Descending to the depths of subsurface oceans
Some tens of kilometers below the icy surface of Europa, meanwhile, we have good evidence that there could be a liquid salt water ocean. In fact, there could be subsurface liquid water oceans on a number of the moons of Jupiter, Saturn, and possibly Uranus and Neptune. As water is a prerequisite for life on Earth, this raises the exciting notion that these moons may be habitable. This is why many planetary scientists are interested in ideas to explore under the ice – either with submarines or ice penetrating radar.
However, getting a submarine through at least 5km of ice makes putting a submarine on Titan look very easy. Cryobots—robotic devices that penetrate ice by melting it, allowing gravity to pull the robot downwards—have been proposed as a way to deliver a submarine into Europa’s oceans.
But energy is needed both to heat up the ice and then melt it—a typical power station would be able to provide this in about five minutes. But it’s not going to be practical to send a power station to Europa. And with the amount of power available to most spacecraft, it would take a cryobot about eight years to get through the ice.
One way this problem can be solved is to use a compact nuclear fission reactor, which will do the job in about six weeks. But such a nuclear reactor wouldn’t fit into the cryobot. One problem solved, another is created. To get around this, one idea involves leaving the reactor on the surface and sending the electrical power to the descending cryobot as light along a fibre-optic cable. Once the cryobot has reached the ocean it would deploy a submarine to take measurements. Communications with the cryobot could be achieved by sound waves in the ocean (think whales talking to each other) and then sent back up the connection to the surface vehicle for transmission to Earth.

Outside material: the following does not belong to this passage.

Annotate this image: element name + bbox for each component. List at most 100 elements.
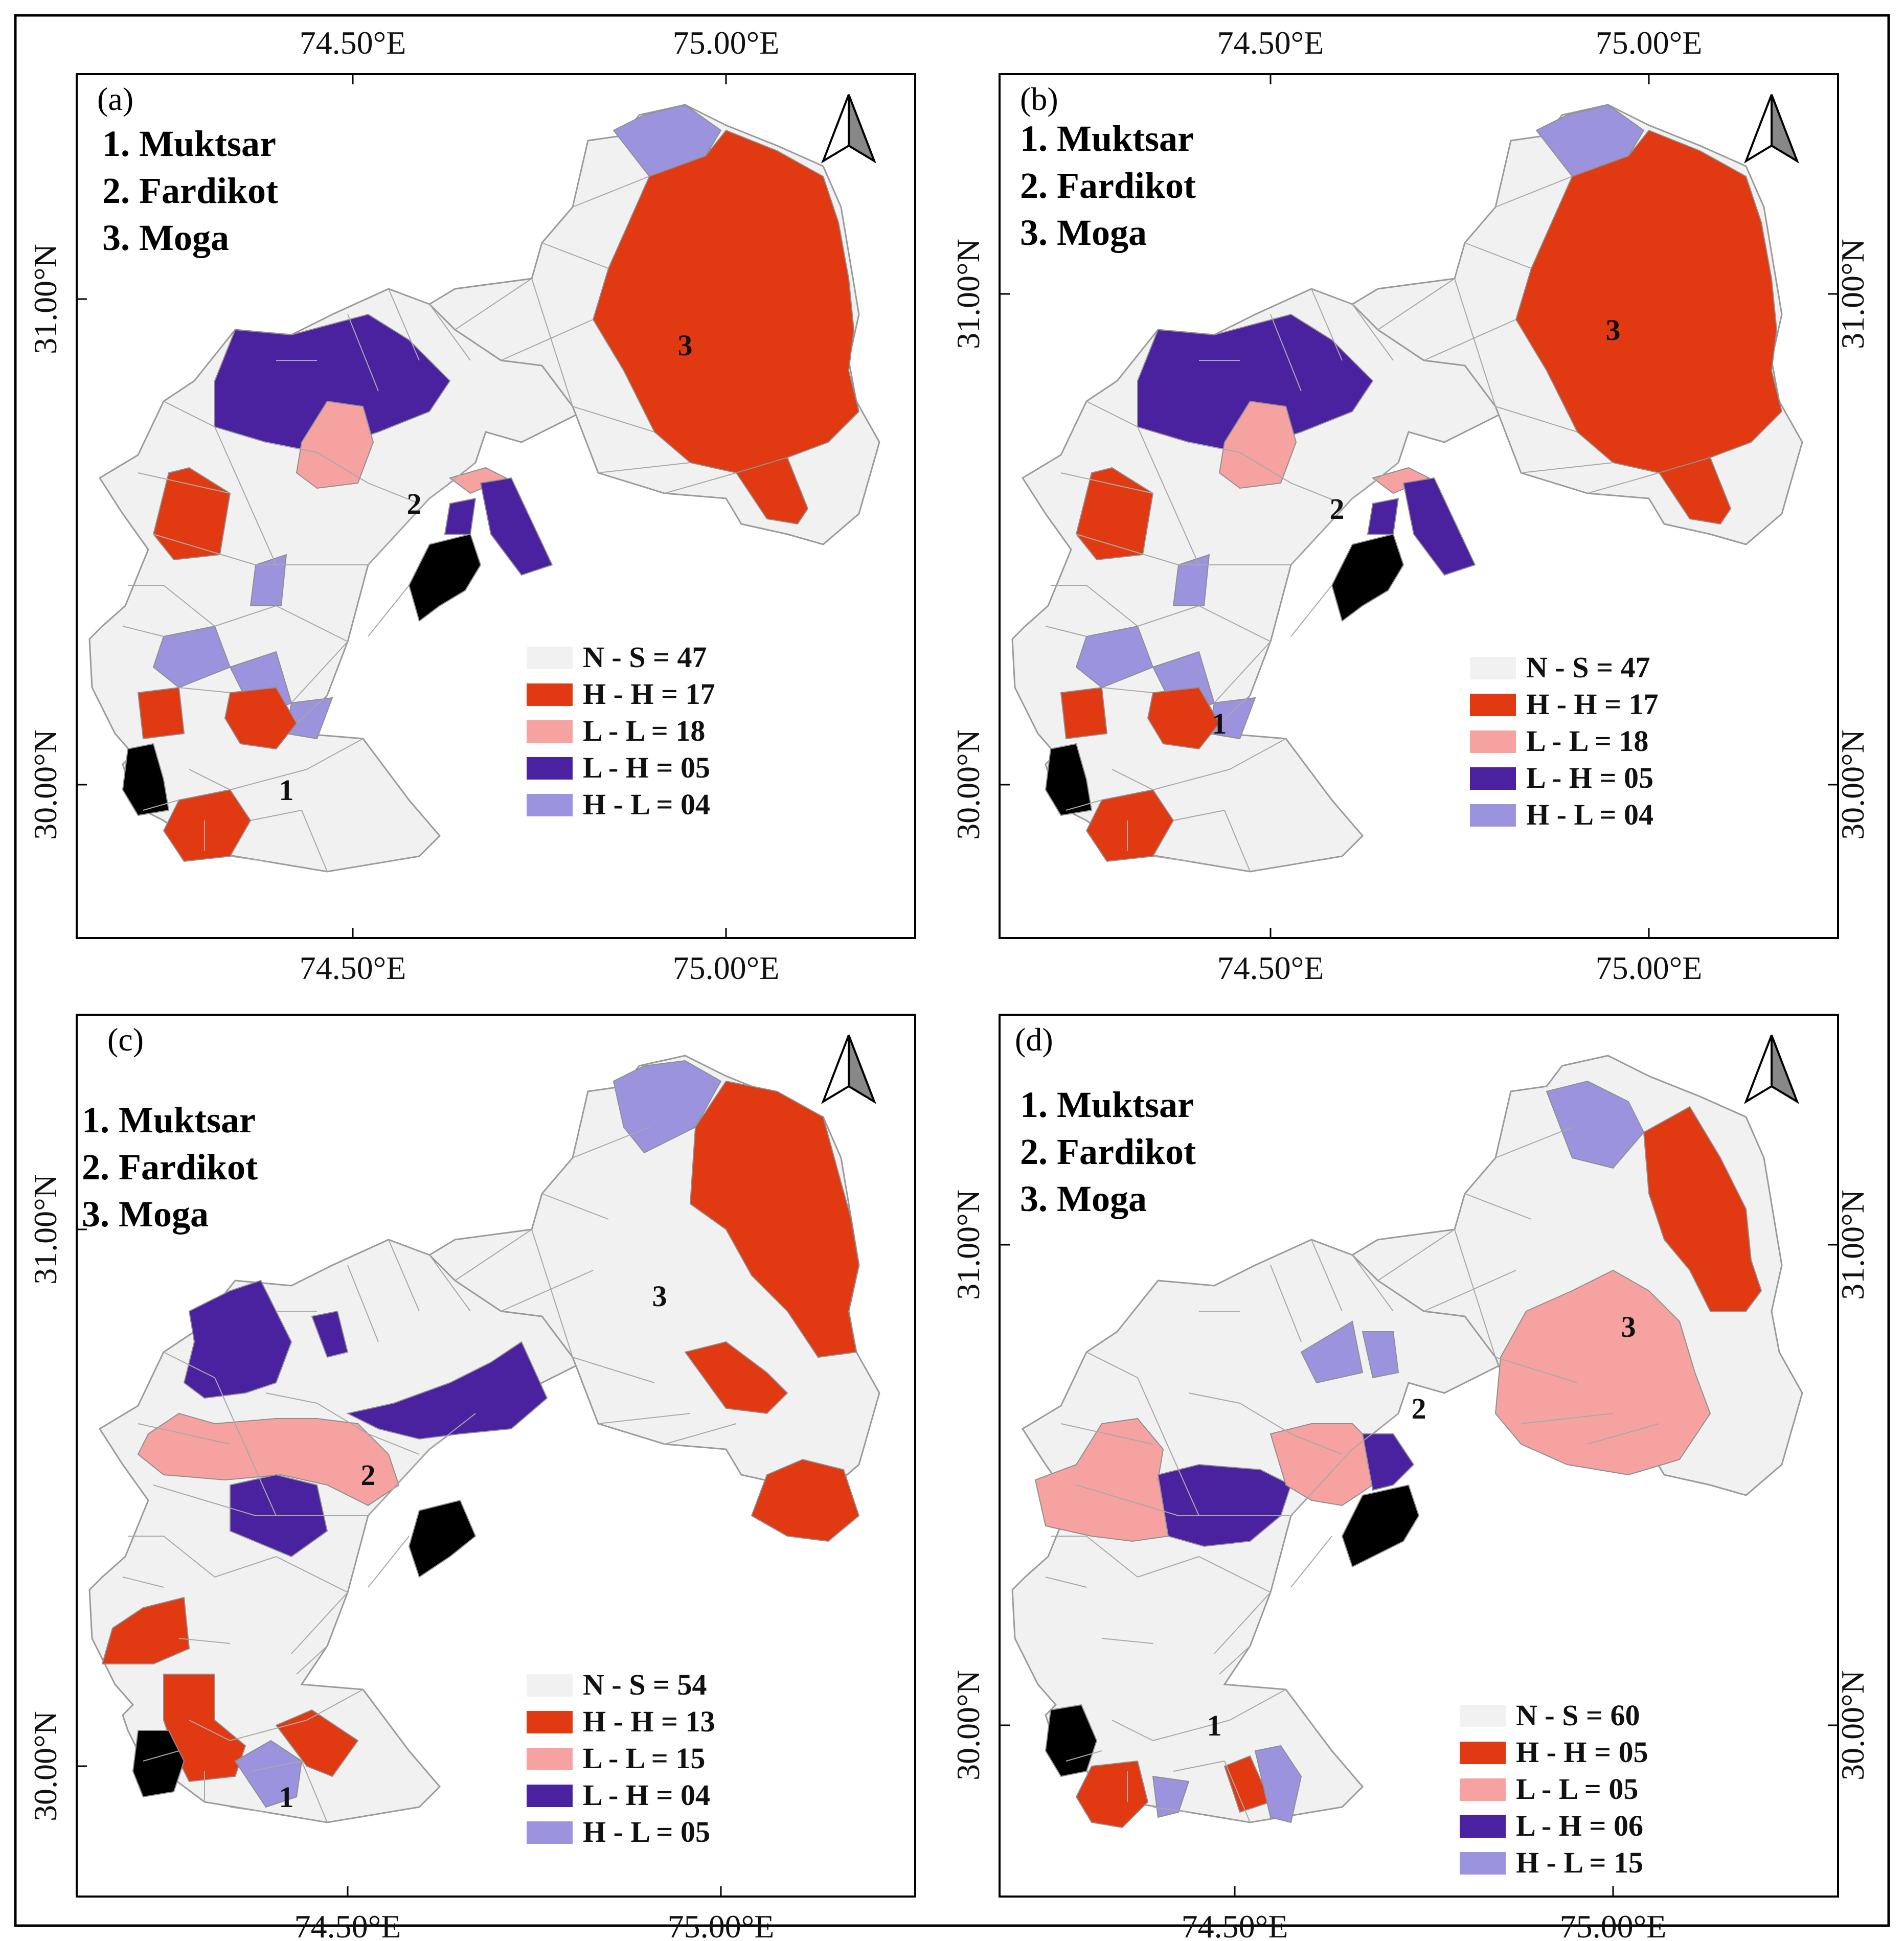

Amazingly, these ideas have actually been tested in Antarctica. But one significant challenge is that, as the water melts, sediments build up ahead of the probe. Another is that the cryobot and submarine would have to undergo expensive extreme sterilization to avoid introducing any contamination to an environment that may harbor life.
So there are big hurdles to clear. But NASA does appear committed. It’s mission concept could possibly executed in the mid 2040s. And after Titan, who knows, we may even be hunting for hydrothermal vents on Europa.